Is Dynamo a good fit for high-level graph manipulation?

kmaeng · February 21, 2024, 7:14pm

Dear experts:

I have been using torch.fx for high-level graph manipulation using its proxy/retracing (torch.fx — PyTorch 2.2 documentation).

I found that Dynamo support graph replacement using its subgraph_rewriter in here: Google Colab
I am curious if this is strictly superior and is intended to replace torch.fx’s proxy/retracing.

Originally, I thought this is strictly better because now I don’t have to write my own detection and replacement logic. However, I realized that the subgraph_rewriter wants me to define operators like below:

mul_2 = torch.ops.aten.mul.Tensor(x, 0.5)
mul_3 = torch.ops.aten.mul.Tensor(x, 0.7071067811865476)
erf = torch.ops.aten.erf.default(mul_3)
add_1 = torch.ops.aten.add.Tensor(erf, 1)
mul_4 = torch.ops.aten.mul.Tensor(mul_2, add_1)

Using torch.fx’s proxy, I was able to express my logic using plain PyTorch language (e.g., 0.5 * x * (1 + torch.erf(x / sqrt(2))).

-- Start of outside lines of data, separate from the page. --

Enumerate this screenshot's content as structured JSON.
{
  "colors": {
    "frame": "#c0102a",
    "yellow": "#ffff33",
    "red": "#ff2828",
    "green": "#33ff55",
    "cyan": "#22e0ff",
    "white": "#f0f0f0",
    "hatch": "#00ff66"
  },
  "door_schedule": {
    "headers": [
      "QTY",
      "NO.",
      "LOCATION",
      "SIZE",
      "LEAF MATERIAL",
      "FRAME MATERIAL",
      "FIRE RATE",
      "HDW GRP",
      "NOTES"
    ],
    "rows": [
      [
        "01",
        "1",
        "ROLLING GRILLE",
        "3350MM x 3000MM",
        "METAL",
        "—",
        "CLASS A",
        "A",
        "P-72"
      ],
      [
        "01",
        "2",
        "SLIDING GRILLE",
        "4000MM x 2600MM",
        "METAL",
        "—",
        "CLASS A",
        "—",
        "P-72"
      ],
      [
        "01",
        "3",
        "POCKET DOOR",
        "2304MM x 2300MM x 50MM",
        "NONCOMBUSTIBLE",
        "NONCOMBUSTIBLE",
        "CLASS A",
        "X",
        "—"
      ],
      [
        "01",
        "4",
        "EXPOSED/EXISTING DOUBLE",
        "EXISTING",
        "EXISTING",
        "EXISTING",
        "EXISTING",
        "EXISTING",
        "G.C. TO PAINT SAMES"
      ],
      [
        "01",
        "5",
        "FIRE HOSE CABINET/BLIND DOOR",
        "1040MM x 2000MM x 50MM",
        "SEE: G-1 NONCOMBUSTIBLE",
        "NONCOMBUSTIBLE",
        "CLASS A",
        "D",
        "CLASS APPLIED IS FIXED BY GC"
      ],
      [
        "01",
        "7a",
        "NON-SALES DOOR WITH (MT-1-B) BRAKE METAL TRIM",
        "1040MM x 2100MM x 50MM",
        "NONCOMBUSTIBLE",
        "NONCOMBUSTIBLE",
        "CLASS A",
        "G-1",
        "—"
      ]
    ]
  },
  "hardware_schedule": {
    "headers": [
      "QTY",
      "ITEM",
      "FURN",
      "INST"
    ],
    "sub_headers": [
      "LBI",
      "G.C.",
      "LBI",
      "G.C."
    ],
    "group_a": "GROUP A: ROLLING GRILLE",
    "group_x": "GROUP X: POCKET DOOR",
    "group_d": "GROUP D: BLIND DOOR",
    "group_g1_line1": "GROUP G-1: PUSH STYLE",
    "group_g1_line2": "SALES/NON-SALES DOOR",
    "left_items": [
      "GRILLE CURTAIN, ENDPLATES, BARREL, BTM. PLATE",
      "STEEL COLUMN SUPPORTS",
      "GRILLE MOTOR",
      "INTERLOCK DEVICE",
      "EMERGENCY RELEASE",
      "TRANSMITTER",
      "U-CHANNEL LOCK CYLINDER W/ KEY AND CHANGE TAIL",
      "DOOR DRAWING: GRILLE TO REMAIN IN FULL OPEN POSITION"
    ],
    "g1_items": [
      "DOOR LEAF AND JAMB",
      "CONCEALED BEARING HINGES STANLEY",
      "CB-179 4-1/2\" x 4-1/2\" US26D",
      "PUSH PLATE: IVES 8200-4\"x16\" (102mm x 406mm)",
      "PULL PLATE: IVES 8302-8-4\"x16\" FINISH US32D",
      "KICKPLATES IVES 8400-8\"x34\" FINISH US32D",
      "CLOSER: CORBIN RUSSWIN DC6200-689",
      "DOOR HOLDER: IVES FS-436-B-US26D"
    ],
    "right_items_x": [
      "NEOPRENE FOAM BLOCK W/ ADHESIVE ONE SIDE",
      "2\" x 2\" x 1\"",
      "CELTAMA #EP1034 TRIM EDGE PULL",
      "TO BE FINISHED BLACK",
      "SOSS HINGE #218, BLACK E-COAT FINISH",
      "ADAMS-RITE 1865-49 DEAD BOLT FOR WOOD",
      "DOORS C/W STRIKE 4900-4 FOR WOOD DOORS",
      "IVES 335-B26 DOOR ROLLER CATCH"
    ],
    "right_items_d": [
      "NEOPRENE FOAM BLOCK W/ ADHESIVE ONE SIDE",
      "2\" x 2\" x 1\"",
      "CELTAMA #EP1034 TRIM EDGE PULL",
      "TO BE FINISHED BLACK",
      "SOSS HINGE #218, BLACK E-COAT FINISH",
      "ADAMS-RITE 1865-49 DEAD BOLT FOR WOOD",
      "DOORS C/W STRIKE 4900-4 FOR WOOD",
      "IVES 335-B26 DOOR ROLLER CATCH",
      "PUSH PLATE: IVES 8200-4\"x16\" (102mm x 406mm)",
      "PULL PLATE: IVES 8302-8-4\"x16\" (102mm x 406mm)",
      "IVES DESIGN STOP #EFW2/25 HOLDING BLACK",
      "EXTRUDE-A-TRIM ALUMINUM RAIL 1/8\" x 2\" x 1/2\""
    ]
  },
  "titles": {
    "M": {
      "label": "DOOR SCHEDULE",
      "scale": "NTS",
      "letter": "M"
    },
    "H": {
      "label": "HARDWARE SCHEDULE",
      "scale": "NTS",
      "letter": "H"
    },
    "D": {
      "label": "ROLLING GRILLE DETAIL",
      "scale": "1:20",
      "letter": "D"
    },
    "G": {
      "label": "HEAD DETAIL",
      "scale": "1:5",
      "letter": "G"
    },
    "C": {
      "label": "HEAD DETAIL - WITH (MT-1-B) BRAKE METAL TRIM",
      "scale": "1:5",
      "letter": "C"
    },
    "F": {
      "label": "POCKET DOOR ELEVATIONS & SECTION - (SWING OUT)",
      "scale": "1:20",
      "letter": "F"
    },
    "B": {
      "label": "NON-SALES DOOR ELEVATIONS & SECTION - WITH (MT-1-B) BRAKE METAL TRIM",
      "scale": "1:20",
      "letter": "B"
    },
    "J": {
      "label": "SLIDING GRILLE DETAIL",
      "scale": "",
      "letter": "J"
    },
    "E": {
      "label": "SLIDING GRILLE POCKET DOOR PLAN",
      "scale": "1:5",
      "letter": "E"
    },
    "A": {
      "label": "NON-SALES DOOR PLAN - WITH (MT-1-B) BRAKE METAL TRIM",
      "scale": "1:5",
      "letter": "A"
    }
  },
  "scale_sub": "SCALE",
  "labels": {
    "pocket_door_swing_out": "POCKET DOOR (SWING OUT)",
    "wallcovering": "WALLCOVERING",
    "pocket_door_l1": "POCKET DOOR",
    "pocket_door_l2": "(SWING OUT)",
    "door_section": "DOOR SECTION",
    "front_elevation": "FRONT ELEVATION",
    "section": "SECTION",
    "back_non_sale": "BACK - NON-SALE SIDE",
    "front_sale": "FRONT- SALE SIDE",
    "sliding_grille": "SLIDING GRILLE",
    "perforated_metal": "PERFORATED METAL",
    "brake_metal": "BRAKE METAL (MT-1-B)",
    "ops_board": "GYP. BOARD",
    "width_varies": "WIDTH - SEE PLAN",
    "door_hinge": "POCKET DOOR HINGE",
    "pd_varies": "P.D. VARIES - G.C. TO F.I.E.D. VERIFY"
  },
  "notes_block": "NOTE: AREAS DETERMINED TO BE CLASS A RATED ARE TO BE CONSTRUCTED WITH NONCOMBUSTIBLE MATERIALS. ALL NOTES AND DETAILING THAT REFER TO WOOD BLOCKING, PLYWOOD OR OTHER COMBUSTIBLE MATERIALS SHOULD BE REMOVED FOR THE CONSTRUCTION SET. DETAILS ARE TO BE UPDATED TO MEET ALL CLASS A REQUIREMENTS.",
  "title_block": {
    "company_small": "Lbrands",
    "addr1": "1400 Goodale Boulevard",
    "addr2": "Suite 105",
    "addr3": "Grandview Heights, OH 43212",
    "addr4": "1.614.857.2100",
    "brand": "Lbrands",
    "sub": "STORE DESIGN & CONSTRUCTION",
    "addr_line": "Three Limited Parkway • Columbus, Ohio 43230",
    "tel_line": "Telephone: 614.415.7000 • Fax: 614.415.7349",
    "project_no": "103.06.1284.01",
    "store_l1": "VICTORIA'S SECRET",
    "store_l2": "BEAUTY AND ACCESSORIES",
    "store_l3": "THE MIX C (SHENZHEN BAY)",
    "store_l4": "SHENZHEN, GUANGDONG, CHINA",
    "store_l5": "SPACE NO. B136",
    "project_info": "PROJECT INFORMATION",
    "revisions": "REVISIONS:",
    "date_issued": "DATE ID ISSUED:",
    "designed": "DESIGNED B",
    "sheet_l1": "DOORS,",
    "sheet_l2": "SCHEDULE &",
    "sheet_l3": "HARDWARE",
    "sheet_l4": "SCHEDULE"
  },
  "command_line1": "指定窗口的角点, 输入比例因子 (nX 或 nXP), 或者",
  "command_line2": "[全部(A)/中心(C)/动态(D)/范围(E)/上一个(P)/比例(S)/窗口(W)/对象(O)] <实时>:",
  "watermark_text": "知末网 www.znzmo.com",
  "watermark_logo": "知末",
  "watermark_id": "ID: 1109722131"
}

Is Dynamo rewriter only useful for low-level maniputation and should I keep using torch.fx for high-level manipulation? Or is can I use a similar proxy trick inside Dynamo as well?
I am not really interested in optimizing for a specific backend (i.e., not interested in low-level stuffs). I am only interested in playing around at the IR level.